In response to parathyroid hormone (PTH), TGF-β type II receptor (TβRII) directly phosphorylates the PTH type I receptor (PTH1R) and modulates PTH-induced endocytosis of a PTH1R/TβRII complex. Mice that lack TβRII display higher bone mass — a phenotype similar to that observed in mice expressing a constitutively active version of PTH1R.
A prostate cancer epigenome map reveals that genes are suppressed in clusters through long-range epigenetic silencing (LRES). Regions of LRES contain known tumour suppressors and miRNAs, and may expand to neighbouring genes during tumour progression.
miRNAs can both promote and repress tumorigenesis, and directly control epithelial–mesenchymal transition (EMT). miR-9 (which is upregulated in breast cancer cells) is activated by MYC and MYCN, and regulates EMT and metastasis through direct control of E-cadherin. In contrast, tumour angiogenesis is controlled indirectly through effects on vascular endothelial growth factor (VEGF) expression.
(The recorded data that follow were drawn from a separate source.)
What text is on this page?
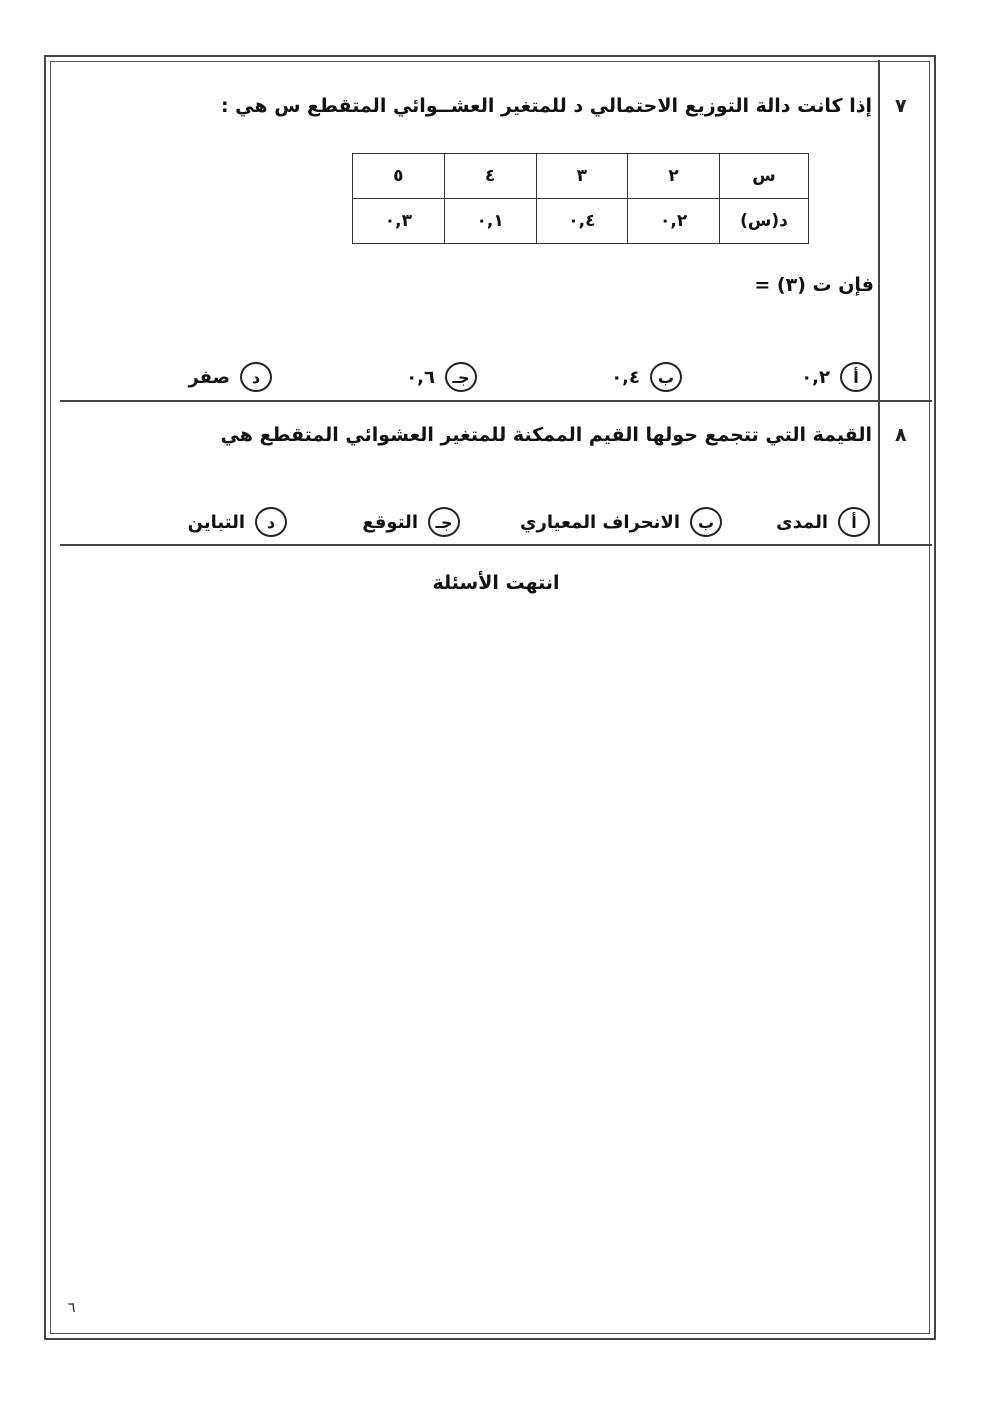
٧
إذا كانت دالة التوزيع الاحتمالي د للمتغير العشــوائي المتقطع س هي :
س	٢	٣	٤	٥
د(س)	٠,٢	٠,٤	٠,١	٠,٣
فإن ت (٣) =
أ
٠,٢
ب
٠,٤
جـ
٠,٦
د
صفر
٨
القيمة التي تتجمع حولها القيم الممكنة للمتغير العشوائي المتقطع هي
أ
المدى
ب
الانحراف المعياري
جـ
التوقع
د
التباين
انتهت الأسئلة
٦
In postnatal skeletal muscle, satellite cells are resident myogenic progenitors responsible for muscle growth and regeneration. A distinct population of muscle-resident stem cells that localizes in the interstitium and expresses the factor PW1 is identified. These cells are myogenic and contribute to muscle regeneration in vivo.
PTP1B, an ER-localized tyrosine phosphatase, regulates signalling by various cell-surface receptors, including epidermal growth factor receptor (EGFR). Direct contacts between EGFR-containing endosomes and the ER allow EGFR and PTP1B to interact. PTP1B promotes sorting of EGFR into multivesicular bodies.
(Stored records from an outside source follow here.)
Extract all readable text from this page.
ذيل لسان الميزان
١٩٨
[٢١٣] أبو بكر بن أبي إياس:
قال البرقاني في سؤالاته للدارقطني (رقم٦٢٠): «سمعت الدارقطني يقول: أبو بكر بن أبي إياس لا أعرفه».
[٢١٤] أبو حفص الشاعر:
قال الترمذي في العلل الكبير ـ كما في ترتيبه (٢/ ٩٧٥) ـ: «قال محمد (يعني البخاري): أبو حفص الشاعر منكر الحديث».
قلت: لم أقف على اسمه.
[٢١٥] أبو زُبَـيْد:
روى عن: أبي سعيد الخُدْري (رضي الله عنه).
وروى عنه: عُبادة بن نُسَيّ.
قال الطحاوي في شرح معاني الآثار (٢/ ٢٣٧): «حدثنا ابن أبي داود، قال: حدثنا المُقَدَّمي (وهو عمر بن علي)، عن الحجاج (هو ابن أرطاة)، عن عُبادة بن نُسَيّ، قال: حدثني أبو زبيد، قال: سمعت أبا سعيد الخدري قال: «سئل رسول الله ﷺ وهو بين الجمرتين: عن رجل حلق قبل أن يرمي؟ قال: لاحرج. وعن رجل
It remains unclear how proteins translocate across the peroxisomal membrane. Insights into a potential import pore are provided with the finding that the import receptor Pex5p forms a dynamic ion channel together with Pex14p, which can be induced to open upon receptor-cargo complex association.
Notch-mediated transcriptional activation requires the formation of a ternary complex, consisting of NotchICD, CSL and a Mastermind family member. Nemo-like kinase is shown to negatively regulate Notch signalling and to promote neurogenesis in zebrafish by phosphoprylating Notch1ICD and reducing formation of the ternary complex.
A post-transcriptional pathway mediates TGFbeta-induced epithelial–mesenchymal transition (EMT). TGFβ-activated Akt phosphorylates the heterogeneous ribonucleoprotein E1, releasing it from the 3′-UTR of two transcripts required for EMT: disabled-2 (Dab2) and interleukin-like EMT inducer (ILEI).
The S phase kinase Cdc7-Dbf4 phosphorylates histone H3 at Thr 45 during DNA replication. Phosphorylation of histone H3 at this residue is important for normal replication.
Cells at the origin of tumour initiation are unknown for many cancers. In hedgehog-induced basal cell carcinoma, skin hair-follicle stem cells do not participate to tumorigenesis, whereas Hedgehog activation in stem cells from the interfollicular epidermis does induce malignancy.